SpongeBob in a meth lab
That went wrong quite quickly, among other things a video in which SpongeBob SquarePants produces crystals in a meth lab deep in the sea. Within a week, OpenAI announced that rights holders will get “more precise control” over what happens to their characters. SpongeBob refuses to make Sora now, but yourself in an episode of South Park stopping is still no problem.
Apart from copyright violations, Sora can generate many more problematic images. Dagblad van het Noorden already described how the model without struggle fake news videos produces including logos of existing Dutch news media.
Fake security camera footage showing election fraud, non-existent police actions and fictitious attacks are also all within Sora’s capabilities. Also chilling: a security assessment published by OpenAI states that Sora blocks 98.4 percent of deepfake porn images. In other words: 1.6 percent did get through.

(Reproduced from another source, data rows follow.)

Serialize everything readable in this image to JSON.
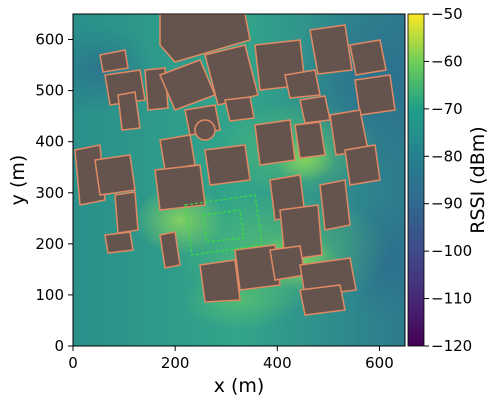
{
  "chart_data": {
    "type": "heatmap",
    "title": "",
    "xlabel": "x (m)",
    "ylabel": "y (m)",
    "xlim": [
      0,
      650
    ],
    "ylim": [
      0,
      650
    ],
    "xticks": [
      0,
      200,
      400,
      600
    ],
    "yticks": [
      0,
      100,
      200,
      300,
      400,
      500,
      600
    ],
    "colorbar": {
      "label": "RSSI (dBm)",
      "range": [
        -120,
        -50
      ],
      "ticks": [
        -120,
        -110,
        -100,
        -90,
        -80,
        -70,
        -60,
        -50
      ],
      "tick_labels": [
        "−120",
        "−110",
        "−100",
        "−90",
        "−80",
        "−70",
        "−60",
        "−50"
      ],
      "colormap": "viridis"
    },
    "buildings_color": "#65544e",
    "buildings_edge_color": "#e08a64",
    "highlighted_region_color": "#3ddc3d"
  }
}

OpenAI likes to point out that the generated images have a moving watermark and can be recognized by that. But that watermark does not say “GENERATED BY AI” in bold letters. It is a cartoonish cloud with eyes and the word “Sora” – not very different from the jumping musical note that TikTok uses as a watermark. You just have to know that this cloud means “fake images” if you notice it while scrolling quickly. And if the uploader has not made a crop, the watermark cannot be seen at all.